Through the bus window somewhere between El Calafate and Rio Gallegos |
I
overnight in the non-descript town of Río Gallegos, characterised by wind, dust
and a general brownness. The entrance to the town was marked by a number of
roadside caravans, all held down against the wind by thick steel cables and
enormous iron pegs.
I rise
early the following morning to catch the bus for a mammoth day of travelling
across two international borders and the whole of Tierra del Fuego to reach the
penultimate destination of my entire trip. At first glance the short distance
on the map does not marry with the 12 hour time allocated for the journey by
the bus company. This illusion is intensified by the fast, paved road heading
south towards the Chilean border. It is when we reach the border that I realize
that the international flirting with Chile at this southern tip of the
continent is the main reason for the long day.
Making
the border crossing into Chile takes two hours! This arbitrary line across the
narrow end of the continent that separates nothing but politics means that my
food supplies for the whole journey have to be either discarded or consumed
immediately – they cannot be taken into Chile! So, I gorge myself on lunch and
evening meal, and it’s not yet 10 in the morning, and I’ve only just finished
breakfast.
Once
across the border we arrive shortly at the famed Strait of Magellan – a memory
straight from my early ‘80s, O-level geography text book. The landing
craft-style ferry shuttles almost sideways to account for the perpendicular
gale along the strait and struggle onto the landing ramp.
From the
ferry I watch a small pod of tiny, penguin-coloured (and almost penguin-sized),
tiny dolphins, known as Commerson’s dolphins, twisting and porpoising around
us. They are the smallest cetaceans in the world.
After the short ferry ride,
the bus departs on one of the most bizarre bus journeys I’ve ever been on. For
a couple of hours our bus twists and bumps along what we in Cornwall would call
a farm track, complete with grassy strip down the middle, through a familiar,
homely land of green, rounded hills. We do not meet any other vehicles in this
part of Chile, and I guess the Chileans have no interest in upgrading a road to
simply let travellers travel faster through their country between the two
disjointed parts of Argentina. The dust from the road and the Strait of
Magellan salt encrusts the windows making photos through them, from inside the
bus, impossible (hence the lack of decent photos accompanying this blog
posting).
Poor pic of the "highway" across Tierra del Fuego |
We reach
the north-south Argentine border on Tierra del Fuego (another hour or so of my
life never to be recovered), then finally onwards on a decent road towards Rio
Grande, through which we drive.

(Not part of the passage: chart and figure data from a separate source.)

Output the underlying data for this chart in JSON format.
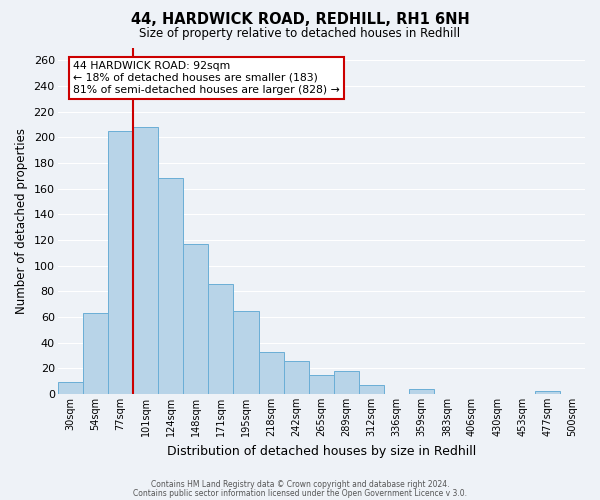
{
  "title": "44, HARDWICK ROAD, REDHILL, RH1 6NH",
  "subtitle": "Size of property relative to detached houses in Redhill",
  "xlabel": "Distribution of detached houses by size in Redhill",
  "ylabel": "Number of detached properties",
  "bar_color": "#b8d4e8",
  "bar_edge_color": "#6aaed6",
  "background_color": "#eef2f7",
  "grid_color": "#ffffff",
  "bin_labels": [
    "30sqm",
    "54sqm",
    "77sqm",
    "101sqm",
    "124sqm",
    "148sqm",
    "171sqm",
    "195sqm",
    "218sqm",
    "242sqm",
    "265sqm",
    "289sqm",
    "312sqm",
    "336sqm",
    "359sqm",
    "383sqm",
    "406sqm",
    "430sqm",
    "453sqm",
    "477sqm",
    "500sqm"
  ],
  "bar_heights": [
    9,
    63,
    205,
    208,
    168,
    117,
    86,
    65,
    33,
    26,
    15,
    18,
    7,
    0,
    4,
    0,
    0,
    0,
    0,
    2,
    0
  ],
  "ylim": [
    0,
    270
  ],
  "yticks": [
    0,
    20,
    40,
    60,
    80,
    100,
    120,
    140,
    160,
    180,
    200,
    220,
    240,
    260
  ],
  "property_line_color": "#cc0000",
  "annotation_title": "44 HARDWICK ROAD: 92sqm",
  "annotation_line1": "← 18% of detached houses are smaller (183)",
  "annotation_line2": "81% of semi-detached houses are larger (828) →",
  "annotation_box_facecolor": "#ffffff",
  "annotation_box_edgecolor": "#cc0000",
  "footer1": "Contains HM Land Registry data © Crown copyright and database right 2024.",
  "footer2": "Contains public sector information licensed under the Open Government Licence v 3.0."
}
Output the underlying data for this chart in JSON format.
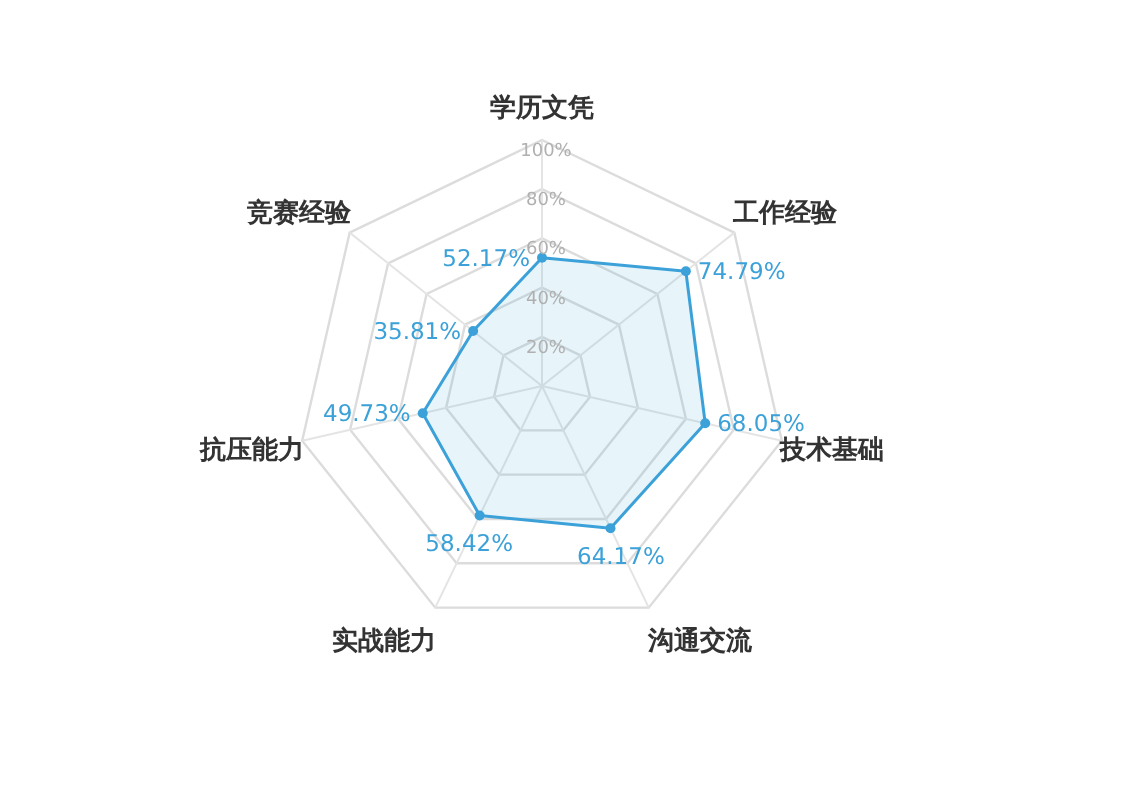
{
  "chart_data": {
    "type": "radar",
    "categories": [
      "学历文凭",
      "工作经验",
      "技术基础",
      "沟通交流",
      "实战能力",
      "抗压能力",
      "竞赛经验"
    ],
    "series": [
      {
        "color": "#3ba1d8",
        "values": [
          52.17,
          74.79,
          68.05,
          64.17,
          58.42,
          49.73,
          35.81
        ],
        "value_labels": [
          "52.17%",
          "74.79%",
          "68.05%",
          "64.17%",
          "58.42%",
          "49.73%",
          "35.81%"
        ]
      }
    ],
    "ylim": [
      0,
      100
    ],
    "yticks": [
      {
        "value": 20,
        "label": "20%"
      },
      {
        "value": 40,
        "label": "40%"
      },
      {
        "value": 60,
        "label": "60%"
      },
      {
        "value": 80,
        "label": "80%"
      },
      {
        "value": 100,
        "label": "100%"
      }
    ],
    "grid": true,
    "marker": "circle"
  }
}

My attention is captured by the prominent
monument to Las Islas Malvinas (the Falkland Islands), proclaiming loudly over
their sovereignty.
The road,
the Ruta 3, parallels the Atlantic shore for a while before turning inland. The
toe-end of the Andes gradually re-emerges – as welcome and reassuring as an old
friend – and the landscape becomes hillier with increasing southern beech
forest. The forest, initially stunted, soon comes to dominate, although the
common Patagonian footprint of man’s forest depredations is obvious from mile
upon mile of discarded, silvery, wooden skeletons forming a contrasting
backdrop to the regenerating greenery.
A dog-leg
around the eastern end of the Lago Fagnano and a steep mountain climb takes us
on the last stretch to Ushuaia. We halt briefly at the Paso Garibaldi,
surrounding by darkening mountain peaks as the sun sets, before descending a
twisting, forested mountain road towards the Beagle Channel and Ushuaia – over
13 hours since setting off from Rio Gallegos.
We reach
Ushuaia, the mysterious pin-prick on the world maps I have poured over all my
life, and I feel a sense of quiet contentment.
Thanks for this Pete. It made an entertaing wet sunday read. Quite a Palin once you got going.
ReplyDeleteHope alls well
Martin Miles
Thanks for the comment Martin. And very nice to hear from you. I hope that everything is well with you.